When presented with parameters for the Hiarc stack, copy the path to the secret you created in Secrets Manager. Enter Hiarc Settings secret path

Note: You will need to enter the full path of your secret including the hyphen and generated six characters added to your secret in its ARN. You can find this value in the AWS Console under the Secret details section in Secrets Manager or with this AWS CLI script:

aws secretsmanager describe-secret --secret-id hiarcdb/hiarcdbSettings --query ARN --output text | cut -d ':' -f7

You can also optionally specify which Hiarc Docker image version to use but this setting defaults to latest.

Create Complete

After your stack finishes provisioning, you can get the public URL for your Hiarc API through the AWS Console under Outputs in the Cloudformation stack you just provisioned.

AWS Stack Outputs

Or you can use this AWS CLI script:

aws cloudformation describe-stacks --stack-name hiarcDB --query "Stacks[0].Outputs[?OutputKey=='HiarcURL'].OutputValue" --output text

Cleaning Up and Billing

In addtion to the Secrets Manager secret you created, the HiarcDB stack creates a VPC with public and private subnets, including two NAT Gateways, an Internet Gateway, and two Elastic IPs.
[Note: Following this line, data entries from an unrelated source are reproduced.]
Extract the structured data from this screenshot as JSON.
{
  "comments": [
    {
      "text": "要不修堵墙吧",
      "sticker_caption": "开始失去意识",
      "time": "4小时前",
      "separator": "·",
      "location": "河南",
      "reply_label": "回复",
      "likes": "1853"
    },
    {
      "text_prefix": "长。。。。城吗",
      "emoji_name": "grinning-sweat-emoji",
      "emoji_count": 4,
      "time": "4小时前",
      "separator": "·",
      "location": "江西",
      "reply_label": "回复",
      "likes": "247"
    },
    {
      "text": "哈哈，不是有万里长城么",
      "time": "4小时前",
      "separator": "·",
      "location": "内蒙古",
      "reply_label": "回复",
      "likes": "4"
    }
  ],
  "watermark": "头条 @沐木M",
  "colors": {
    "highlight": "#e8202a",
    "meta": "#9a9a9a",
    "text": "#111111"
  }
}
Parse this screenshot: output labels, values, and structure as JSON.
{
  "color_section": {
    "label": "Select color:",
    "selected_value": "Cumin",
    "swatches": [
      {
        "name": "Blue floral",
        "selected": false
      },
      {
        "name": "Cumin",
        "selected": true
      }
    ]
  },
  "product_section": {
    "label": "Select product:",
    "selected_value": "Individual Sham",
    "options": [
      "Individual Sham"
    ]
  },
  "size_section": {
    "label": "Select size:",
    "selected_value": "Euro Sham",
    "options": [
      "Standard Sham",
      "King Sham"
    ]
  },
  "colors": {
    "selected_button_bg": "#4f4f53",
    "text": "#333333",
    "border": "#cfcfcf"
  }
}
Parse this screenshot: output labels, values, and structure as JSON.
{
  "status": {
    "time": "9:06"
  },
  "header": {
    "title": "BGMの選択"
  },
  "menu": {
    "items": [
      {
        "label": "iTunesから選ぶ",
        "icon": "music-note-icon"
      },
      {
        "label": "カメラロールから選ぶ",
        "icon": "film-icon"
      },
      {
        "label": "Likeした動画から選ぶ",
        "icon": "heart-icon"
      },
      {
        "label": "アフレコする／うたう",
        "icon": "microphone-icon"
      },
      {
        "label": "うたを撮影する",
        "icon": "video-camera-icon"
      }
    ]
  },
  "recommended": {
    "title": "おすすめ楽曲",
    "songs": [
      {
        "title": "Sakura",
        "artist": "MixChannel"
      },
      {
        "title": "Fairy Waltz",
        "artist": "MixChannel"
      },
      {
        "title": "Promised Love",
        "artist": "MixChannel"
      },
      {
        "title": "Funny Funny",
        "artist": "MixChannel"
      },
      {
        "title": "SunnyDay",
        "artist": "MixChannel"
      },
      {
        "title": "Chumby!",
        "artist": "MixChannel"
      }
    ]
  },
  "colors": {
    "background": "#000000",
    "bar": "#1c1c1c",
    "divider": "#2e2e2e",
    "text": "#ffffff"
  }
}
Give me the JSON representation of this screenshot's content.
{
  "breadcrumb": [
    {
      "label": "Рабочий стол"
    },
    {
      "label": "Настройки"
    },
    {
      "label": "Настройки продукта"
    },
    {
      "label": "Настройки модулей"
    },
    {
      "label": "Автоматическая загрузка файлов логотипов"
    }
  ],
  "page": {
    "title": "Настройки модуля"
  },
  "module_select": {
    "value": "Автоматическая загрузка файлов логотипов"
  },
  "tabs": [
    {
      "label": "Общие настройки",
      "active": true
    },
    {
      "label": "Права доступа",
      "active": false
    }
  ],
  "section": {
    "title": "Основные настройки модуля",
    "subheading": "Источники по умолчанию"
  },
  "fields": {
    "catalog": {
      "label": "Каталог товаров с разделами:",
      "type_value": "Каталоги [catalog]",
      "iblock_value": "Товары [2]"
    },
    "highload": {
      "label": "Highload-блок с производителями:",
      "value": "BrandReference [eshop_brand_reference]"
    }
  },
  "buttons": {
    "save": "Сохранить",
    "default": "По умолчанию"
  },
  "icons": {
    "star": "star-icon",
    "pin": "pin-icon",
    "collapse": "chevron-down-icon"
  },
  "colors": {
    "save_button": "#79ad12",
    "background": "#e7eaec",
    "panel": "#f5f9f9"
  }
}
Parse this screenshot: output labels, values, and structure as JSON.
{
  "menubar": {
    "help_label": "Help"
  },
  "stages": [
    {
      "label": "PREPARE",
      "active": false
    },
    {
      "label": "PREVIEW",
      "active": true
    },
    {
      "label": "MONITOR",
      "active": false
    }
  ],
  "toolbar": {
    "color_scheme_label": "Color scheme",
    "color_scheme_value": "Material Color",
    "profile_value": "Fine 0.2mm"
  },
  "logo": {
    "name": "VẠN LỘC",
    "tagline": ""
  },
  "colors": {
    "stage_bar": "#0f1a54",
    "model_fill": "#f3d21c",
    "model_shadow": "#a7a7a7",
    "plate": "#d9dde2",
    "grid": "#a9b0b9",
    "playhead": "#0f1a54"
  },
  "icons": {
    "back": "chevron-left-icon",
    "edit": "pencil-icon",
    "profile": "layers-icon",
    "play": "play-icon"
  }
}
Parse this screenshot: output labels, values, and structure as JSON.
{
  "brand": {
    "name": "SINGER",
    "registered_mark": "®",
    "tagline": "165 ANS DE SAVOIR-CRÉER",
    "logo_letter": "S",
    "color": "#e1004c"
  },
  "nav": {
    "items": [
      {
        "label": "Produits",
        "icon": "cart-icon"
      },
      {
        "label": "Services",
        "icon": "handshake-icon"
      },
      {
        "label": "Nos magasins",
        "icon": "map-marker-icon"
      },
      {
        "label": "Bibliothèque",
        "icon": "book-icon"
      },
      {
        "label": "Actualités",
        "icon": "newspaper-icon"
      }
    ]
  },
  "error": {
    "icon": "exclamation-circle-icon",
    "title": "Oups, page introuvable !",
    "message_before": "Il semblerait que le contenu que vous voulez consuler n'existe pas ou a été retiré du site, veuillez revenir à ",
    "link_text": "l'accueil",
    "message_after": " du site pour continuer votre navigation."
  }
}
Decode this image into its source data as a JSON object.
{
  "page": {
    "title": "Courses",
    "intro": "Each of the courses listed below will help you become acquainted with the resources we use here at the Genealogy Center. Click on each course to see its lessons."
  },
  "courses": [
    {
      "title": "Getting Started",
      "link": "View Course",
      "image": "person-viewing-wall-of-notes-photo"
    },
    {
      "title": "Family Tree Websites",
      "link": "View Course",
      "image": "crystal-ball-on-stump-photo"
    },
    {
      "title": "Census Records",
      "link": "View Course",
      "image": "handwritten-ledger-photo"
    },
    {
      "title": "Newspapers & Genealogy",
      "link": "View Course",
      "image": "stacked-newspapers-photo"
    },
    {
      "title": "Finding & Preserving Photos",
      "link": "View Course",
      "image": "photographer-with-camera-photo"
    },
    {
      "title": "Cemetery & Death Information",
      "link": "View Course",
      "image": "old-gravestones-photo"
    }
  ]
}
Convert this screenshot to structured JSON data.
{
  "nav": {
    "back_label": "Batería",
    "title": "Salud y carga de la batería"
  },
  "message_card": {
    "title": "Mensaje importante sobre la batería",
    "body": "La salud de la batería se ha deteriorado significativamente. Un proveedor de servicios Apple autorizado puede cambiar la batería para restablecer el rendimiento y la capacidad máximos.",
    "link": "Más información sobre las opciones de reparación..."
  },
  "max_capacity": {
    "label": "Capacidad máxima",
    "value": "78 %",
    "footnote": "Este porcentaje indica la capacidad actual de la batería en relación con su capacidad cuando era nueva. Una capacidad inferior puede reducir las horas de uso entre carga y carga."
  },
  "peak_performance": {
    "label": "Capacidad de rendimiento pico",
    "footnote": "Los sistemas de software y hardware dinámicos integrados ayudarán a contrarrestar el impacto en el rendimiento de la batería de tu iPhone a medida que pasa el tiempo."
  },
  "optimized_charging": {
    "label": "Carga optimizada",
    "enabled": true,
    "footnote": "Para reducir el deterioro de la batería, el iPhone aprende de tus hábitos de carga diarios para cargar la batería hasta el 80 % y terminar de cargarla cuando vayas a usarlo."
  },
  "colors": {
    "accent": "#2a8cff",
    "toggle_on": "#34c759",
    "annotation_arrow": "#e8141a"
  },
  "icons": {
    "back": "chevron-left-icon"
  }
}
The stack also provisions an ECS Cluster, several ECS Fargate Tasks running the Hiarc API, and an Application Load Balancer with a public URL.

We have not estimated the cost of running this stack and if you do not remove the stack you will continue to be charged for these resources.

Be sure to delete the CloudFormation stack when you're finished either through the AWS Console or by using the AWS CLI.